I wish it weren't so hard.  But it is, and I suspect always will be.


  1. Privatize the FAA...and the VA. For a start.

    1. Yes. If they were privatized and managed half as poorly as they are today, there would be marching in the streets to socialize them again. It seems that there is a vestigial biological imperative to consider "profit" demeaning. "Profit" makes everything unclean, in the Biblical sense. There have been many other urges which we have managed to lose in our path to modern civilization. It would be nice to lose this one, too, but if it ever happens, I'm afraid it's decades, if not, centuries away.

  2. I know what you mean. I love reading Nick Rowe's posts, but whenever Woolery opines I shudder. Today's argument for a wealth tax is shockingly, but no surprisingly, ignorant.

    1. Hmm... I wasn't sure what you were getting at, but then I saw your comment at WCI. Interesting.

      Do you think there is anything to the idea that wealth provides utility beyond the potential income?

      Even if it does, there is the question of whether taxation should reflect efficiency or utility equalization. I can accept the concept of this qualitative value of wealth, but I'm not sure if it holds any weight if a wealth tax is less efficient.

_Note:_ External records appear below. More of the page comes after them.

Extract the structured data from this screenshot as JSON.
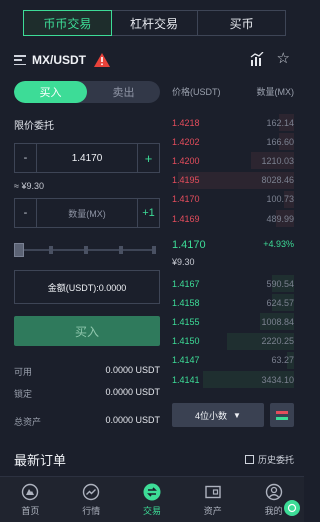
{
  "tabs": [
    {
      "label": "币币交易",
      "active": true
    },
    {
      "label": "杠杆交易",
      "active": false
    },
    {
      "label": "买币",
      "active": false
    }
  ],
  "pair": {
    "name": "MX/USDT"
  },
  "trade": {
    "buy_label": "买入",
    "sell_label": "卖出",
    "order_type": "限价委托",
    "price_value": "1.4170",
    "approx_cny": "≈ ¥9.30",
    "qty_placeholder": "数量(MX)",
    "minus": "-",
    "plus": "+",
    "plus_one": "+1",
    "amount": "金额(USDT):0.0000",
    "submit_label": "买入",
    "slider_fraction": 0
  },
  "balances": [
    {
      "label": "可用",
      "value": "0.0000 USDT"
    },
    {
      "label": "锁定",
      "value": "0.0000 USDT"
    },
    {
      "label": "总资产",
      "value": "0.0000 USDT"
    }
  ],
  "orderbook": {
    "price_header": "价格(USDT)",
    "qty_header": "数量(MX)",
    "asks": [
      {
        "price": "1.4218",
        "qty": "162.14",
        "depth": 0.12
      },
      {
        "price": "1.4202",
        "qty": "166.60",
        "depth": 0.12
      },
      {
        "price": "1.4200",
        "qty": "1210.03",
        "depth": 0.35
      },
      {
        "price": "1.4195",
        "qty": "8028.46",
        "depth": 0.95
      },
      {
        "price": "1.4170",
        "qty": "100.73",
        "depth": 0.08
      },
      {
        "price": "1.4169",
        "qty": "489.99",
        "depth": 0.15
      }
    ],
    "last_price": "1.4170",
    "change": "+4.93%",
    "last_cny": "¥9.30",
    "bids": [
      {
        "price": "1.4167",
        "qty": "590.54",
        "depth": 0.18
      },
      {
        "price": "1.4158",
        "qty": "624.57",
        "depth": 0.18
      },
      {
        "price": "1.4155",
        "qty": "1008.84",
        "depth": 0.28
      },
      {
        "price": "1.4150",
        "qty": "2220.25",
        "depth": 0.55
      },
      {
        "price": "1.4147",
        "qty": "63.27",
        "depth": 0.06
      },
      {
        "price": "1.4141",
        "qty": "3434.10",
        "depth": 0.75
      }
    ],
    "depth_select": "4位小数"
  },
  "recent": {
    "title": "最新订单",
    "history_label": "历史委托"
  },
  "nav": [
    {
      "label": "首页",
      "icon": "home-icon",
      "active": false
    },
    {
      "label": "行情",
      "icon": "market-icon",
      "active": false
    },
    {
      "label": "交易",
      "icon": "trade-icon",
      "active": true
    },
    {
      "label": "资产",
      "icon": "wallet-icon",
      "active": false
    },
    {
      "label": "我的",
      "icon": "profile-icon",
      "active": false
    }
  ],
  "colors": {
    "background": "#1b1f2b",
    "accent_green": "#3ddc97",
    "ask_red": "#e44d5c",
    "buy_button": "#2f7a5c"
  }
}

      Property taxes are a sort of wealth tax, and I think it may be an effective tax for several reasons. But, maybe the difference between a wealth tax and a capital income tax is mostly semantic. If the tax was applied to wealth with a flat rate, that would favor higher risk investing over lower risk investing, I think, which might have a positive effect. But, as your comment at WCI points out, there are always subtle unintended consequences when we nudge markets from their chosen equilibriums.

      Interesting issue.

    2. There are like 10 things wrong with his treatment.

      1. If wealth/savings provide more benefits than we currently think then wouldn't that be a reason to tax them LESS? You want more incentives to produce thigns that are good, not fewer.

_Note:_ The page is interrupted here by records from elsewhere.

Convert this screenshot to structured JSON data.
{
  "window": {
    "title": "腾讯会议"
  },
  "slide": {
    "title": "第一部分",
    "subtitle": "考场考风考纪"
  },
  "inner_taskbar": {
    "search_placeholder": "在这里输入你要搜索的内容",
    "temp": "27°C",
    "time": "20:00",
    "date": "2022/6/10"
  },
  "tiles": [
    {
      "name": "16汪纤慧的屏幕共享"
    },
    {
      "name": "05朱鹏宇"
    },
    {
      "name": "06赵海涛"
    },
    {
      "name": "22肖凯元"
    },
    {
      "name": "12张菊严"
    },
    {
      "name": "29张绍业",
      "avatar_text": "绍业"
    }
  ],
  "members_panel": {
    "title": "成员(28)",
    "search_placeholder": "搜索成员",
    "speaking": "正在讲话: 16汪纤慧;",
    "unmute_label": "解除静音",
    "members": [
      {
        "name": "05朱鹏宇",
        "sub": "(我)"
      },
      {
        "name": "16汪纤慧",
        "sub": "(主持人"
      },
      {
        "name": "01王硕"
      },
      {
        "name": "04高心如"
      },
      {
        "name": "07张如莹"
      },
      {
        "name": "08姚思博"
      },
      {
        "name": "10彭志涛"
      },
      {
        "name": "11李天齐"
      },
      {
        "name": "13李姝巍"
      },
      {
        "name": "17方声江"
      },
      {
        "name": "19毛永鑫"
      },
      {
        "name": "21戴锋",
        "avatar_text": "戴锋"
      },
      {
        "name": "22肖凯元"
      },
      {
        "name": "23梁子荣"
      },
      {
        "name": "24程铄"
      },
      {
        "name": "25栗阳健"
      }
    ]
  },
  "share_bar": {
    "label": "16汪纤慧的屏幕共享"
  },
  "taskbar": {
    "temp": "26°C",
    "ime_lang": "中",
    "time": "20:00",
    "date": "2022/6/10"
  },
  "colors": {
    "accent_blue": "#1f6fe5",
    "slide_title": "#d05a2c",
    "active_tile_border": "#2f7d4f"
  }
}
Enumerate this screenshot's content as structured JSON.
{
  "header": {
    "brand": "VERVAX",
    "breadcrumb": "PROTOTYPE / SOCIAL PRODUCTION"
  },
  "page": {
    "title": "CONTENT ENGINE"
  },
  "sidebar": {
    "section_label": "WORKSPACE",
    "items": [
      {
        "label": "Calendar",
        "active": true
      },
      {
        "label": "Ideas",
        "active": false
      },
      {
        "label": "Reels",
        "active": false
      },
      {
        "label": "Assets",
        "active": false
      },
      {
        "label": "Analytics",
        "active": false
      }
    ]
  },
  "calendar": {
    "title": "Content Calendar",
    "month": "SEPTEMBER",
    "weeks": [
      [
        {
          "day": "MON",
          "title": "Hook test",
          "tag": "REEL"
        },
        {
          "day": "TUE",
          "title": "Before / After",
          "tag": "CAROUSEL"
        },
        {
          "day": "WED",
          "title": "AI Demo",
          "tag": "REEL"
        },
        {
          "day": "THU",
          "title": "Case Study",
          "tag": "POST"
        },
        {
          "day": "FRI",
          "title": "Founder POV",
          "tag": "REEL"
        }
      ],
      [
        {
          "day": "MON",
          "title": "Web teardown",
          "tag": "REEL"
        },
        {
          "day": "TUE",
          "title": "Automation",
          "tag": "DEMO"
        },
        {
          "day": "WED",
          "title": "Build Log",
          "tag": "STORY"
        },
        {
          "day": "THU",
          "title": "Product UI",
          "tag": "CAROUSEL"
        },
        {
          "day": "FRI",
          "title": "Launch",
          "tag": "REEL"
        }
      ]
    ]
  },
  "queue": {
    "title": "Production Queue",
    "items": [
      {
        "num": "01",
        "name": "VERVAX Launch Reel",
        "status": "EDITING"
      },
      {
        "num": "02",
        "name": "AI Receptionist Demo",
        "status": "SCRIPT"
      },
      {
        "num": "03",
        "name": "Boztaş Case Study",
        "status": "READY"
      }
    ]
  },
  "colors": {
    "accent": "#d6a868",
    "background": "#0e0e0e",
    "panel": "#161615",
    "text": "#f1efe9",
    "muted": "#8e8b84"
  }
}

      2. He implicitly assumes the case that there is a linear relationship between wealth and its "other" values. If you can self insure a car with $10,000 in the bank, it doesn't automatically imply that two people with $5,000 each has an equal or greater value than 1 guy with $10,000. Take it to the extreme, 10,000 people with $1 each in the bank means that zero people can self insure, while 1 guy with 10k and 9,999 with 0$ hs 1 guy that can self insure. His post assumes there are benefits to wealth accumulation without even mentioning costs of reducing wealth accumulation.

      3. It is even worse than that- since 1 guy wqith 10k can start a small business with his wealth, which will provide opportunities for the other 9,999 people to increase their wealth.

      4. If there is any variation in people's individual decision making then transfering from savers to non savers converts savings into consumption. Even without considering incentives of savers you end up with less wealth, and more consumption. The better you think accumulation of wealth is, the less you want this.

      its feeding time, but you get the gist. If our current levels of quality of life are due primarily to any one thing it is savings. The invention of savings is by far and away the single greatest thing that has ever happened to man.

    3. Brilliant, baconbacon. Those are all such great points, so well put, I'm embarrassed that I didn't fully imagine them before reading your comments. Your last sentence is a great postscript to my post.